Atmosphère des grandes manœuvres où ne manquent même pas les erreurs cocasses et le strict respect du règlement en campagne (et au 106e en 1912 par exemple sous l’autorité du colonel Maistre, la discipline n’était pas un vain mot). Ici une troupe – trompée par les inquiétantes silhouettes de javelles – se déploie en tirailleurs, là un chef de détachement qui conduit les renforts refuse d’abandonner les faisceaux et laisse les hommes, sous une pluie battante, à quelques pas de granges vides et accueillantes. Ailleurs ce sont les bruyantes retrouvailles quand les réservistes retrouvent les bataillons qu’ils viennent renforcer : « c’est un beau charivari ! Bonjours qu’on s’envoie de loin, exclamations de joie (…) » (p.17).
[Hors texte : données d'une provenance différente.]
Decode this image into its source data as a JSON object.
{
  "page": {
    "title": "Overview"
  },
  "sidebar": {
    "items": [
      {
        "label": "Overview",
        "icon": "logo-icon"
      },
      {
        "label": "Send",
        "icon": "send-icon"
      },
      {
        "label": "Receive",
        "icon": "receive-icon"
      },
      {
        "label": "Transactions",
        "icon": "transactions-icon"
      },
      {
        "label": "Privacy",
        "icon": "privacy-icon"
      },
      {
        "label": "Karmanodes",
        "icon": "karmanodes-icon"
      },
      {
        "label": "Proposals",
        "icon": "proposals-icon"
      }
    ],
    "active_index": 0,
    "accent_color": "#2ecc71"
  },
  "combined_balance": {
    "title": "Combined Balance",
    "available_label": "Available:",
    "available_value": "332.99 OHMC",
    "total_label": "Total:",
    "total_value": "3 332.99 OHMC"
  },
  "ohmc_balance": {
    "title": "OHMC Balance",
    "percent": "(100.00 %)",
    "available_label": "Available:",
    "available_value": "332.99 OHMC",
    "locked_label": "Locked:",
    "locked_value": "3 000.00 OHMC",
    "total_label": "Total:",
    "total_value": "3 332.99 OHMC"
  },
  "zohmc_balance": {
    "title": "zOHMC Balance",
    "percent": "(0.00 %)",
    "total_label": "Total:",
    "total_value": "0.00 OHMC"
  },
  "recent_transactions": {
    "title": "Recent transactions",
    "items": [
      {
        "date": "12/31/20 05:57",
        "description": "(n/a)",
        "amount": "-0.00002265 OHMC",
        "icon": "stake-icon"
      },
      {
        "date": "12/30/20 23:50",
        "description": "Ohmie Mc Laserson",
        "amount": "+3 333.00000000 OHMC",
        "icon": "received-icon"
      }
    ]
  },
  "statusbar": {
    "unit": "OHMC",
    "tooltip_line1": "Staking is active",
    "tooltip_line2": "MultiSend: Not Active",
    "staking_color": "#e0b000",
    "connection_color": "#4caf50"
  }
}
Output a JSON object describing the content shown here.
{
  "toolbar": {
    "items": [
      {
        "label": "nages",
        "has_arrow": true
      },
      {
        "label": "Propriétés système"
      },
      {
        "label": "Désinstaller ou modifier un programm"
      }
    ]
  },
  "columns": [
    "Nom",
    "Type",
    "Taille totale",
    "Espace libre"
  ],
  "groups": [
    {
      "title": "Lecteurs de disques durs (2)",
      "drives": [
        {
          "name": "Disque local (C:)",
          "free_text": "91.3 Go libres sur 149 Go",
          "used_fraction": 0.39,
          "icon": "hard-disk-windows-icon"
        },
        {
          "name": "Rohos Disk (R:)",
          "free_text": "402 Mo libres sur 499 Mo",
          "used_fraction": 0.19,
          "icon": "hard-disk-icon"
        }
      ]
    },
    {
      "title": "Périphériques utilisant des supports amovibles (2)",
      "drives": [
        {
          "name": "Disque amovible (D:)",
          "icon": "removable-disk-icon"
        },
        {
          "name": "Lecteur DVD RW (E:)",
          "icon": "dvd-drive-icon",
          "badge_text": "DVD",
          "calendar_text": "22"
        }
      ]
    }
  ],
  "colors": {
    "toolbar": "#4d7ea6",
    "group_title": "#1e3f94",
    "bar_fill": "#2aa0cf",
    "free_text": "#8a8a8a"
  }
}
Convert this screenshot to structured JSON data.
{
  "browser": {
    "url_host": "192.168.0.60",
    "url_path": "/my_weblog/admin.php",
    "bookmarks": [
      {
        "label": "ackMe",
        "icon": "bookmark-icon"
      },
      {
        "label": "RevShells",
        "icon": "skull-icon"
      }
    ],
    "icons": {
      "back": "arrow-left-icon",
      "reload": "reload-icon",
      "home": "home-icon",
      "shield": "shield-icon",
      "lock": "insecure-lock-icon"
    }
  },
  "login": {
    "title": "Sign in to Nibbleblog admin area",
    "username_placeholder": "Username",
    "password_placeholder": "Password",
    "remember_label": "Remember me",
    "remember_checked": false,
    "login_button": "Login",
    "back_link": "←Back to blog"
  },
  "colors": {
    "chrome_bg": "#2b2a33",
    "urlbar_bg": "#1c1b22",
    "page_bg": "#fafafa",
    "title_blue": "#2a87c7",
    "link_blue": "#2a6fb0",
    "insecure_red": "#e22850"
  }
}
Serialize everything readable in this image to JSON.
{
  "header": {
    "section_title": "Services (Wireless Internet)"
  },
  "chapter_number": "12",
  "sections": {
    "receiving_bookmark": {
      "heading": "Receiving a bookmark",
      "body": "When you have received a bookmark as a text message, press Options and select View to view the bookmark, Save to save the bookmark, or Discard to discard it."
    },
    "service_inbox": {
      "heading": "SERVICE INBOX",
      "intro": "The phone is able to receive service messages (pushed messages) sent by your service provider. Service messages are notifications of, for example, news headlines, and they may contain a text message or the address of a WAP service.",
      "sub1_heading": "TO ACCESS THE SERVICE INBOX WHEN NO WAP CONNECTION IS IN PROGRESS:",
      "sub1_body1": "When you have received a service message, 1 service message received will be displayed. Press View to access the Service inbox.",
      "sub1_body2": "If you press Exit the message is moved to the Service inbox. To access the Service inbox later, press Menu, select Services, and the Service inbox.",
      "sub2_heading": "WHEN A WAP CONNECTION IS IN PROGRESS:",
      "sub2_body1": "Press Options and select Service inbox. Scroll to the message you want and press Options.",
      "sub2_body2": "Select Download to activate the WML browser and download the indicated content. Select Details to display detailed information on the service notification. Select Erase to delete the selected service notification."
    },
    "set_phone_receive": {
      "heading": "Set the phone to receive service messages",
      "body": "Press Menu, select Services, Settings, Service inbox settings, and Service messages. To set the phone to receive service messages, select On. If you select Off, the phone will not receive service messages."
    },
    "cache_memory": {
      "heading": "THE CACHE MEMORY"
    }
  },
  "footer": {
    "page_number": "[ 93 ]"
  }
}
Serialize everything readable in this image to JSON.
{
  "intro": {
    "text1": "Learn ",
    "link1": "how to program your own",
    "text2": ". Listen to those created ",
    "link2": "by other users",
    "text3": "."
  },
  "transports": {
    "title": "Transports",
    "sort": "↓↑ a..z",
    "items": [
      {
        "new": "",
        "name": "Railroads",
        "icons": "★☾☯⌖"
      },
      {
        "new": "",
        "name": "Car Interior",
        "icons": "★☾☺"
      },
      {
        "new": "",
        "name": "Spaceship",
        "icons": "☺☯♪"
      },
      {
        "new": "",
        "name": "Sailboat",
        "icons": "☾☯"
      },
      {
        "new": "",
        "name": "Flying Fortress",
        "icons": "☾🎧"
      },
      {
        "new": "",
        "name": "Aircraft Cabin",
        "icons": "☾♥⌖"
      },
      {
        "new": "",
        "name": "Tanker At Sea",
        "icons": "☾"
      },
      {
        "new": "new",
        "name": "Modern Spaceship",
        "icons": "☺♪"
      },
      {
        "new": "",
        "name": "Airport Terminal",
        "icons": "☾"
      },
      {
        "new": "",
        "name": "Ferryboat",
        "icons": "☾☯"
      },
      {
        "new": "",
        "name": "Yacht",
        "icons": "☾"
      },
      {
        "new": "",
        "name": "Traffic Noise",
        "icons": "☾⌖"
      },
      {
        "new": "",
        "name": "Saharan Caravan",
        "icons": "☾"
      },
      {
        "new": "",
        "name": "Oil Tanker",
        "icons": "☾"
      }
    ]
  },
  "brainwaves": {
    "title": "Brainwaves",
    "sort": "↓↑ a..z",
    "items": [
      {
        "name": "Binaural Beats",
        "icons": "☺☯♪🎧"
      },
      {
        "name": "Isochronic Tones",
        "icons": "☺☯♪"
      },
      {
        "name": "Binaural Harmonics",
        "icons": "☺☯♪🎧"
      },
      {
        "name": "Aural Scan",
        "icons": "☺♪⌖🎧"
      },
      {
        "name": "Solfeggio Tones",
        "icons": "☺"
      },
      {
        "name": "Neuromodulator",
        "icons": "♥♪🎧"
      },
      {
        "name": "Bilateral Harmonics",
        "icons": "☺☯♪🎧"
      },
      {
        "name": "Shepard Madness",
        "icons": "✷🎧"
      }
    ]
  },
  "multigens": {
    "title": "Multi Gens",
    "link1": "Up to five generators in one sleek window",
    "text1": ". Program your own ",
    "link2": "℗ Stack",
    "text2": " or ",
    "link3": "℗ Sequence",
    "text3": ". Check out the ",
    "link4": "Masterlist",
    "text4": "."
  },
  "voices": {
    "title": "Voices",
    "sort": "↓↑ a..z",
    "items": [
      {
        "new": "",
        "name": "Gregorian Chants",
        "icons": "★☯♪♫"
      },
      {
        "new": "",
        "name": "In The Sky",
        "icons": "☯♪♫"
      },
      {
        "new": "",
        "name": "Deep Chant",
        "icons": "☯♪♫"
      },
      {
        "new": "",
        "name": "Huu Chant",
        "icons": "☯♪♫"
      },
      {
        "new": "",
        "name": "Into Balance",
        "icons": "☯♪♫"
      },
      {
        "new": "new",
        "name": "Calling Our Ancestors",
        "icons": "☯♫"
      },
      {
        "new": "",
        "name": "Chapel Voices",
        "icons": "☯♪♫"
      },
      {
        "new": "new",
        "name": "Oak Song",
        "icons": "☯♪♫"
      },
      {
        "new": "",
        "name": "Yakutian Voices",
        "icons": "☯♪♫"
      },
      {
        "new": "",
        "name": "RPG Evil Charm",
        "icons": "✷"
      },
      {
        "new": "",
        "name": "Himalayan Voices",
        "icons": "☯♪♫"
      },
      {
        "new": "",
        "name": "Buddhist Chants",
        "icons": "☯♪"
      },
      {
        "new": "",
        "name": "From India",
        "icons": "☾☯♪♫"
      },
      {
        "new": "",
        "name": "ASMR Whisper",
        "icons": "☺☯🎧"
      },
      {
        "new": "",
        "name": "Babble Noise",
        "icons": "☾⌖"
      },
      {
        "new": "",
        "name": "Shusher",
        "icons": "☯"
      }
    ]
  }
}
Toute une sincère allégresse éclate : visages connus et rassurants que l’on replace dans son horizon familier, même si les nouvelles échangées font état de notions nouvelles : tués, blessés, évacués ! Vocabulaire de guerre réelle !
Mais l’ensemble reste la vie d’un régiment à pantalons rouges qui semble jouer encore à faire la guerre. Les déplacements paraissent lents, indécis ; les étapes : « longues, molles, hésitantes, errantes de gens qui ont perdu leur chemin… » (p.16). Etapes coupées des pauses réglementaires, après quoi le régiment continue cette marche irrégulière : « le régiment dévale (…) nous nous hissons (…) » (p.19). Le choix des termes, à lui seul, évoque ce pesant déplacement des 3 000 hommes, écrasés de chaleur et surtout de fatigue à travers les courtes dénivellations de la campagne meusienne. Marche, chaleur et poussière. Aspect de grandes manœuvres encore que cette étape à Fleury-sur-Aire – le 4 septembre – où les soldats font toilette : « Les hommes barbotent (…) on se lave dans l’Aire (…) » Déjeuner gai à l’ombre des saules (…) (p.29). Ailleurs, c’est encore un spectacle de franche détente : « c’est la ripaille dans ce gros village qui n’a pas vu de troupes encore (…) les hommes s’empiffrent. Il y a longtemps qu’ils n’ont bu de vin ; ils en ont et en abusent (…) (p.29). Et le paysage est si peu guerrier : « nouvelle étape au soleil : il y a là des gendarmes, des forestiers, des autos à fanion, des autobus de ravitaillement : tout cela sent l’arrière en plein » (p.27).
On n’en est pas encore à la tenue constante des positions installées ; le vendredi 28 août, les tranchées sont creusées, mais le soir la troupe rentre cantonner au village. Tout au plus le lendemain « nous distinguons les détonations des batteries les plus proches (…) » « et comme les obus allemands éclatent à un kilomètre du village, le cantonnent d’alerte est pris » (p.20).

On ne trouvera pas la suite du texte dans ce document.